My favorite books of 2021

This was a competitive year, because The Sovereign Individual and The Revolt of the Public were absolutely going to take two slots, leaving room for only one more. So I cheated a little and added a runners-up list.

  1. The Sovereign Individual: Mastering the Transition to the Information Age.There is so much packed into this book, a far-ranging history of the world up to the present and into the future. Its central thesis is the creation of sovereign individuals in a world where nation-states have lost power. This is a profoundly powerful filter, and the thoughts in this book clearly influenced deep thinkers like Balajis Srinivasan.
  2. The Revolt of the Public and the Crisis of Authority. Its central theme is that when governments lose control over the means of communication, it produces big changes – and that is where we are now. Predicts the effects this will have on society and future tension between the State and the Network.
  3. Atomic Habits. This one receives a lot of coverage, for good reason. It is a how-to manual on how to code your thoughts. There are other books written on habits, but this is the best one I’ve read.

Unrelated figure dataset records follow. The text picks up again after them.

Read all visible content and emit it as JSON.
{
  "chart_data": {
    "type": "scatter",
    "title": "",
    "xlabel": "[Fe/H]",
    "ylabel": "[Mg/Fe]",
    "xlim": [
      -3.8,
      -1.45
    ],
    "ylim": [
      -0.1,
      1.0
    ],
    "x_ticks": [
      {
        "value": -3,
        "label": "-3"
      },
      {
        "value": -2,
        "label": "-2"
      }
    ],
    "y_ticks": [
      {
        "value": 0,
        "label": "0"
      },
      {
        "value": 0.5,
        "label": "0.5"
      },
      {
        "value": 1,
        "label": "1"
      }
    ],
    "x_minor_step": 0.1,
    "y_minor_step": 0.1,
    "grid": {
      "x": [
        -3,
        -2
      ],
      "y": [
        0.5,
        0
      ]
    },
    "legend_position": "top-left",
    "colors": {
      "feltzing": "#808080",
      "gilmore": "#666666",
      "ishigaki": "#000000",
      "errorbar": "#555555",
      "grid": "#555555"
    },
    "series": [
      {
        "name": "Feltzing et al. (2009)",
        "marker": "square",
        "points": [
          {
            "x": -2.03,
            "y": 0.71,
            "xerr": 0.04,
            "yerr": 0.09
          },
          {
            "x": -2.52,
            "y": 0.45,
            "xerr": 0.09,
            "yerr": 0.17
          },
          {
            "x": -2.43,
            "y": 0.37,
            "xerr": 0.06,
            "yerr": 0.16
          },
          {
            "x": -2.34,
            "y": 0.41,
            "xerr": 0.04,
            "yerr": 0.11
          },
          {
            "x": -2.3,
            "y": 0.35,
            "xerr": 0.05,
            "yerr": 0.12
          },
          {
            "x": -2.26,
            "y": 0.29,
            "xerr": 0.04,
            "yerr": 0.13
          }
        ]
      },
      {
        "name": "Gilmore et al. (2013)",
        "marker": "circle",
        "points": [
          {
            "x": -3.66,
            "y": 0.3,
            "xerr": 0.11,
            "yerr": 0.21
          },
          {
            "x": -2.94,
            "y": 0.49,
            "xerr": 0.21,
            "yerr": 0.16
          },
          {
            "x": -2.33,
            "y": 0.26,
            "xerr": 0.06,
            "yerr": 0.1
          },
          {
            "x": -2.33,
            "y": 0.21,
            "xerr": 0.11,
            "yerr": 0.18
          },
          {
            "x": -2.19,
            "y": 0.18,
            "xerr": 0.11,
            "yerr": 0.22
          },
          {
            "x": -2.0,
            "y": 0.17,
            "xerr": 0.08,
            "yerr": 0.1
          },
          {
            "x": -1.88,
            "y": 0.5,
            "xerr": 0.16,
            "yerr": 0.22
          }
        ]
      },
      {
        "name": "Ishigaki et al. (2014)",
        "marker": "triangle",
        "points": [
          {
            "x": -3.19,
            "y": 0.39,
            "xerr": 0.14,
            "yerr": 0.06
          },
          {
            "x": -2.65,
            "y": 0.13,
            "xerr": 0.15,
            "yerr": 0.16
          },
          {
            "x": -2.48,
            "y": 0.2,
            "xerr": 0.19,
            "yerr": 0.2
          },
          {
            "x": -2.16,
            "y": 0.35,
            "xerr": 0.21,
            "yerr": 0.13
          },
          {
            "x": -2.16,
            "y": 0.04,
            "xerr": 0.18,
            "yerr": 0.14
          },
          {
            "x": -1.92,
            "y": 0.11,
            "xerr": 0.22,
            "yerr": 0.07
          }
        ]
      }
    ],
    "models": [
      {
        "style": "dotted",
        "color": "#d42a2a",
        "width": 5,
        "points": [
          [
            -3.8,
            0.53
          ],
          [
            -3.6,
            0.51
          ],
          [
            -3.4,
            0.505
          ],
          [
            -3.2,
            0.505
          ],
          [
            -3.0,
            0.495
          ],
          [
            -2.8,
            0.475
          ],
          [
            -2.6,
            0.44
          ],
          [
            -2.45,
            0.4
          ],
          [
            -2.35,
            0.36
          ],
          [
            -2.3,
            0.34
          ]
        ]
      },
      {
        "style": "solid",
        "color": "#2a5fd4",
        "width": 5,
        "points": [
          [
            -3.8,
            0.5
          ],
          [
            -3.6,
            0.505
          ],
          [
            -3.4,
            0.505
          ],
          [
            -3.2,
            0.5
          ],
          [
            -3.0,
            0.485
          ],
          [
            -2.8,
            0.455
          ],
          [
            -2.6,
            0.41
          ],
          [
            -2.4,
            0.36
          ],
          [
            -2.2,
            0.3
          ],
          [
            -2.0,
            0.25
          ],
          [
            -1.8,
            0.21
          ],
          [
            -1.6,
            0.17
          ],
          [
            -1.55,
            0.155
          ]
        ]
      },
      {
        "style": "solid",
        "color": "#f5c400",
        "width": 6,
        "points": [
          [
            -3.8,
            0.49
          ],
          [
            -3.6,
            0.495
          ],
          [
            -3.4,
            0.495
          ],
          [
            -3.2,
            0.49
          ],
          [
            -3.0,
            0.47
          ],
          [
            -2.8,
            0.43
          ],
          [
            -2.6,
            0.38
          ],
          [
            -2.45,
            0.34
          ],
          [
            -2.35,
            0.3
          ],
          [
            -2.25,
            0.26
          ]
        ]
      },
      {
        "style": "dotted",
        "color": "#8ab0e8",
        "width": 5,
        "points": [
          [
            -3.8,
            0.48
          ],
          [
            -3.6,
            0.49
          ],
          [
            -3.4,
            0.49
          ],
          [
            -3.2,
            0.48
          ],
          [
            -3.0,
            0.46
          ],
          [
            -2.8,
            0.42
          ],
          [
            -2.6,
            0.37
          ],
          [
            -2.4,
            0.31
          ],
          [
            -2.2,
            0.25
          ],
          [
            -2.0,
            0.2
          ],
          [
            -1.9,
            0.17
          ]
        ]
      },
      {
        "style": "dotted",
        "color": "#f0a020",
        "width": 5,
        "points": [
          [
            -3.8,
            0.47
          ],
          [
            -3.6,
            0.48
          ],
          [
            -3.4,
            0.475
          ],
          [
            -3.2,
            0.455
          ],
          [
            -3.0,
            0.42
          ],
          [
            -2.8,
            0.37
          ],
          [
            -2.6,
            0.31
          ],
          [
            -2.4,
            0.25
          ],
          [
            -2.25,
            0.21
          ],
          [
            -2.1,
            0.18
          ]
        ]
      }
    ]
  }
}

  1. You and Your Research. This essay by Richard Hamming is probably the best overall writing on a successful career I’ve read. I sincerely wish I read this when I was younger.
  2. King, Warrior, Magician, Lover: Rediscovering the Archetypes of the Mature Masculine. Related, actually to Unknown Armies below. This book sent me on a search into Jungian archetypes, and helped me understand the concept of shadow energy, itself a very powerful filter for understanding behavior.
  3. Unknown Armies: A Roleplaying Game of Power and Consequence (2nd edition) Probably the most paranoid RPG I’ve ever read, certainly the only RPG that ever challenged me to think about the world differently. The entire magic system, premised on fulfilling Jungian archetypes, is reason enough alone to read.